To be frank, I don’t listen to a lot of music from young artists these days. My playlist sometimes seems stuck alternating between Chet Baker, Van Morrison, and a lot of British Invasion bands from the mid-1960s. But I will go out of my way to see Lake Street Dive perform, and they are on my summer concert schedule.
This quartet out of New York has been around for about 14 years now, but they hit success with their 2014 album, Bad Self Portraits, which earned them a lot of TV appearances, including one on David Letterman’s Late Show that clearly knocked the socks off Dave as well as Paul Shaffer. The band has just released a new album entitled Free Yourself Up, which includes the song “I Can Change,” visualized in the very compelling video below.
A bare-bones original instrumentation of trumpet, wonderfully-creative percussion by Mike Calabrese (basically anything you can hit with a stick), and Iowa native Bridget Kearney’s string bass was used in some creative covers in their earliest work, such as the Jackson Five’s “I Want You Back” and Hall and Oates’ “Rich Girl.” This sound was expanded to include a uniquely spare use of lead guitar by Mike “McDuck” Olson, and even to keyboards in this summer’s tour.
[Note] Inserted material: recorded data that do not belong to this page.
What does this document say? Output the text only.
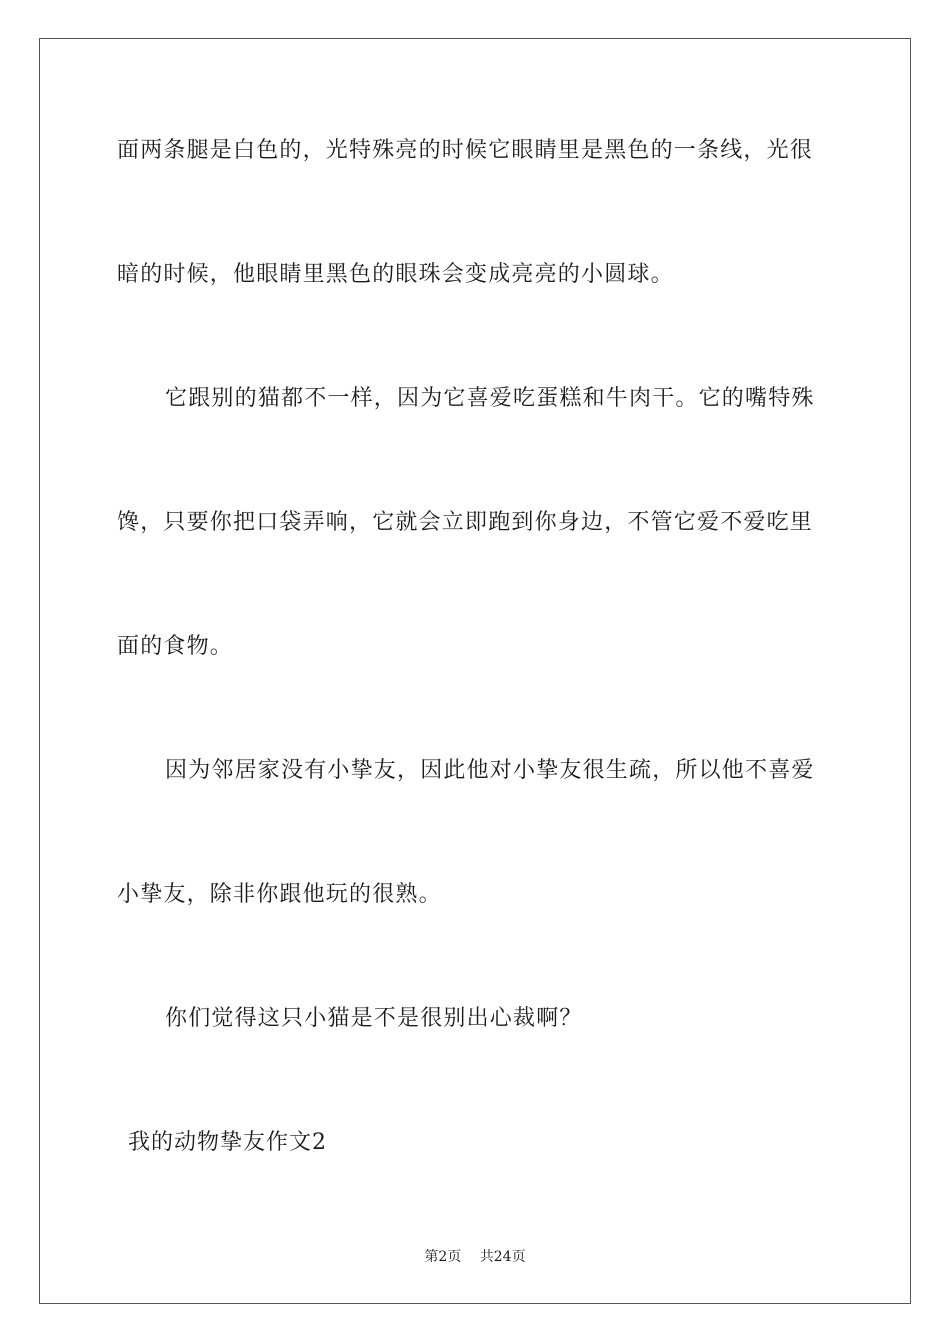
面两条腿是白色的，光特殊亮的时候它眼睛里是黑色的一条线，光很
暗的时候，他眼睛里黑色的眼珠会变成亮亮的小圆球。
它跟别的猫都不一样，因为它喜爱吃蛋糕和牛肉干。它的嘴特殊
馋，只要你把口袋弄响，它就会立即跑到你身边，不管它爱不爱吃里
面的食物。
因为邻居家没有小挚友，因此他对小挚友很生疏，所以他不喜爱
小挚友，除非你跟他玩的很熟。
你们觉得这只小猫是不是很别出心裁啊？
我的动物挚友作文2
第2页　 共24页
Rachael Price’s lead vocals demonstrate well her formal training and recording experience in Ella Fitzgerald-style jazz singing, which is also powerfully reinterpreted in harder-edged rock numbers. Ms. Price can mix both a light romantic touch with a strong rock vocal in the same song, such as “Good Kisser” on the new release.
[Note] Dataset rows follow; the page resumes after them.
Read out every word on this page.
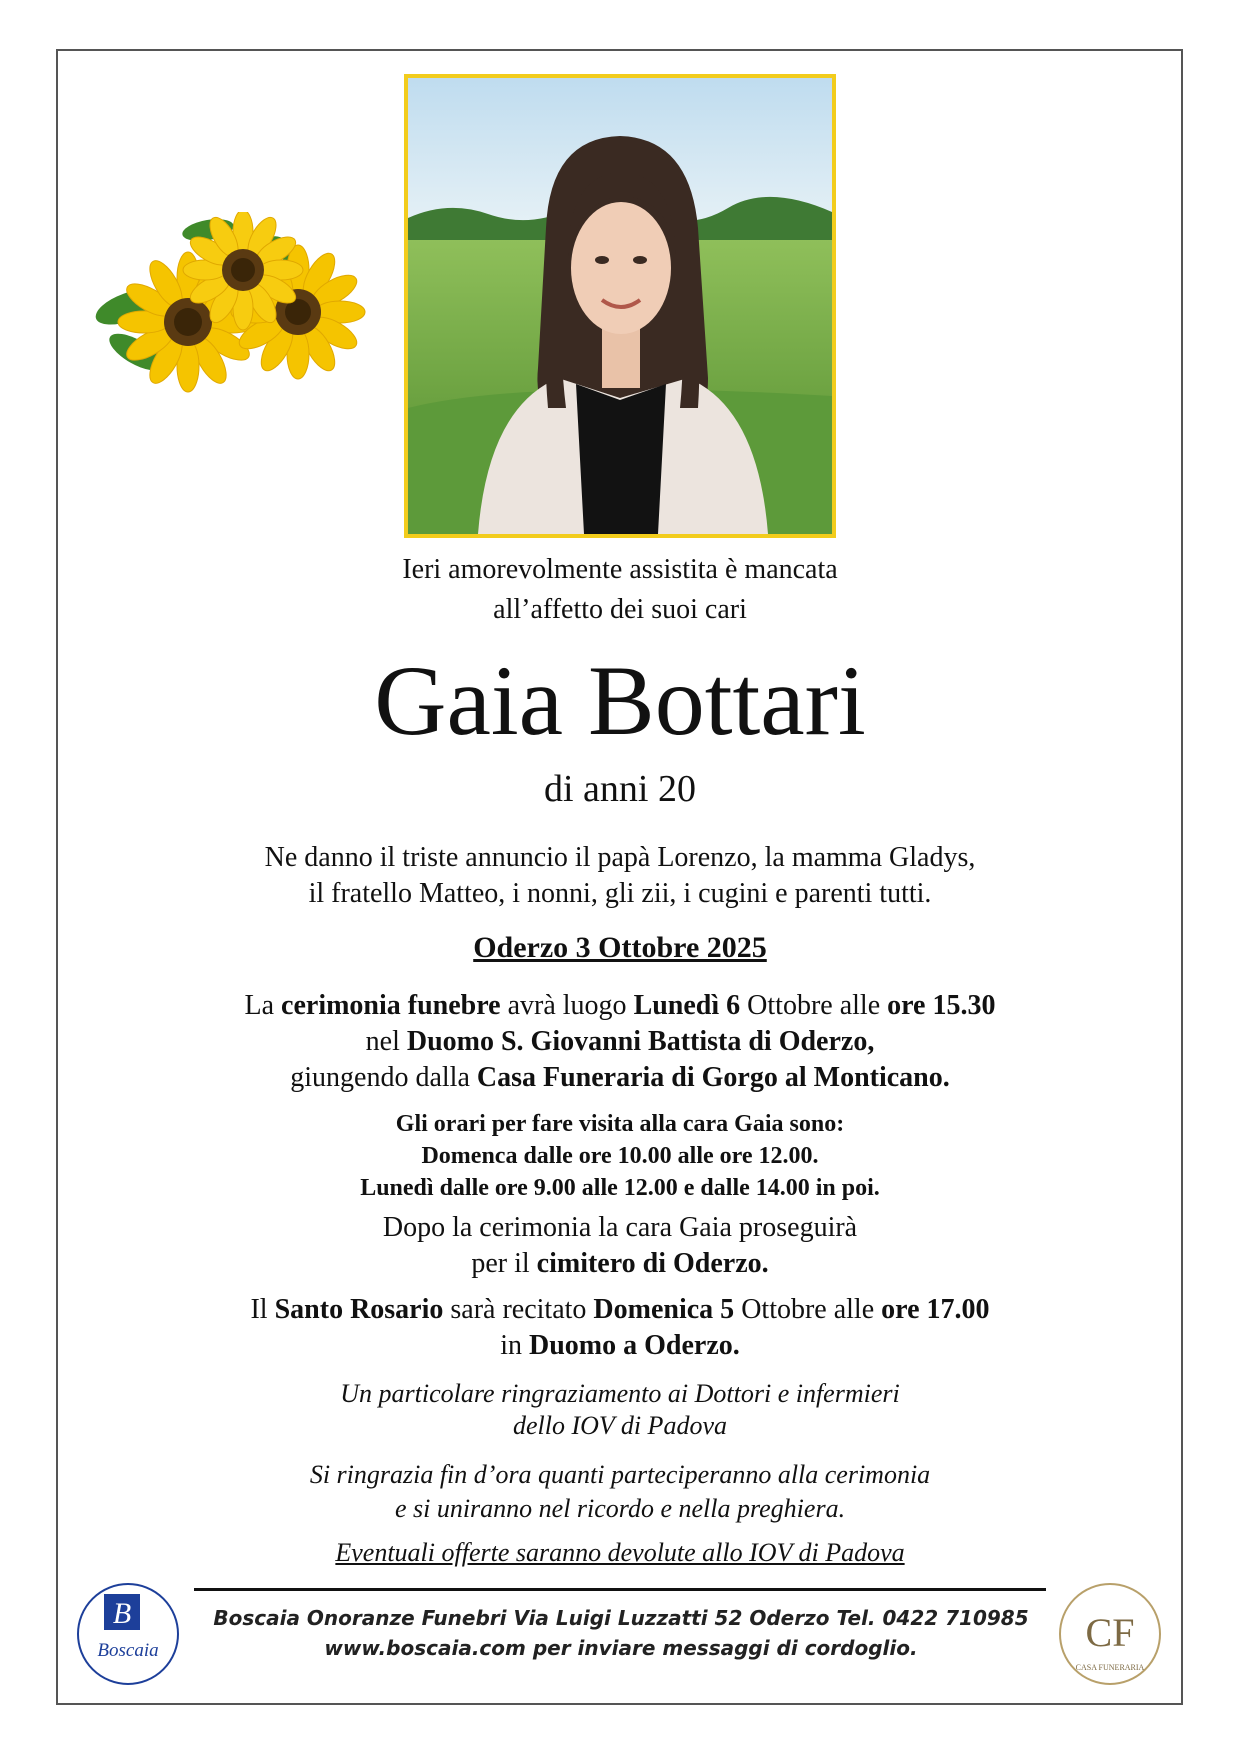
Ieri amorevolmente assistita è mancata
all’affetto dei suoi cari
Gaia Bottari
di anni 20
Ne danno il triste annuncio il papà Lorenzo, la mamma Gladys,
il fratello Matteo, i nonni, gli zii, i cugini e parenti tutti.
Oderzo 3 Ottobre 2025
La cerimonia funebre avrà luogo Lunedì 6 Ottobre alle ore 15.30
nel Duomo S. Giovanni Battista di Oderzo,
giungendo dalla Casa Funeraria di Gorgo al Monticano.
Gli orari per fare visita alla cara Gaia sono:
Domenca dalle ore 10.00 alle ore 12.00.
Lunedì dalle ore 9.00 alle 12.00 e dalle 14.00 in poi.
Dopo la cerimonia la cara Gaia proseguirà
per il cimitero di Oderzo.
Il Santo Rosario sarà recitato Domenica 5 Ottobre alle ore 17.00
in Duomo a Oderzo.
Un particolare ringraziamento ai Dottori e infermieri
dello IOV di Padova
Si ringrazia fin d’ora quanti parteciperanno alla cerimonia
e si uniranno nel ricordo e nella preghiera.
Eventuali offerte saranno devolute allo IOV di Padova
Boscaia Onoranze Funebri Via Luigi Luzzatti 52 Oderzo Tel. 0422 710985
www.boscaia.com per inviare messaggi di cordoglio.
B
Boscaia	CF
CASA FUNERARIA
I last saw Lake Street Dive in an outdoor venue in Des Moines two summers ago, when a persistent rain forced them back into a tight circle with that original spare instrumentation. They pulled it off with great skill and grace under difficult circumstances, making for a very intimate close-up performance with their loyal audience.
So why does this band reach me when most other new music does not? In a way, their music is a modern interpretation of the old 45 r.p.m. singles that dominated the airwaves in the early 1960s. Each song is a complete story in two-and-a-half minutes. They openly admit that they will start with a single chord progression or harmony line from an old Beatles song, or one lyric line, and create an original tune. The musical roots are well-integrated, but it’s not obvious unless you listen very closely. An favorite example is an early song entitled “Don’t Make Me Hold Your Hand.”
Lake Street Dive’s new release continues with this nice diversity of well-constructed “singles,” for instance “Shame, Shame, Shame,” sounding at the same time contemporary while reflecting hints of the tight pop groups of the past.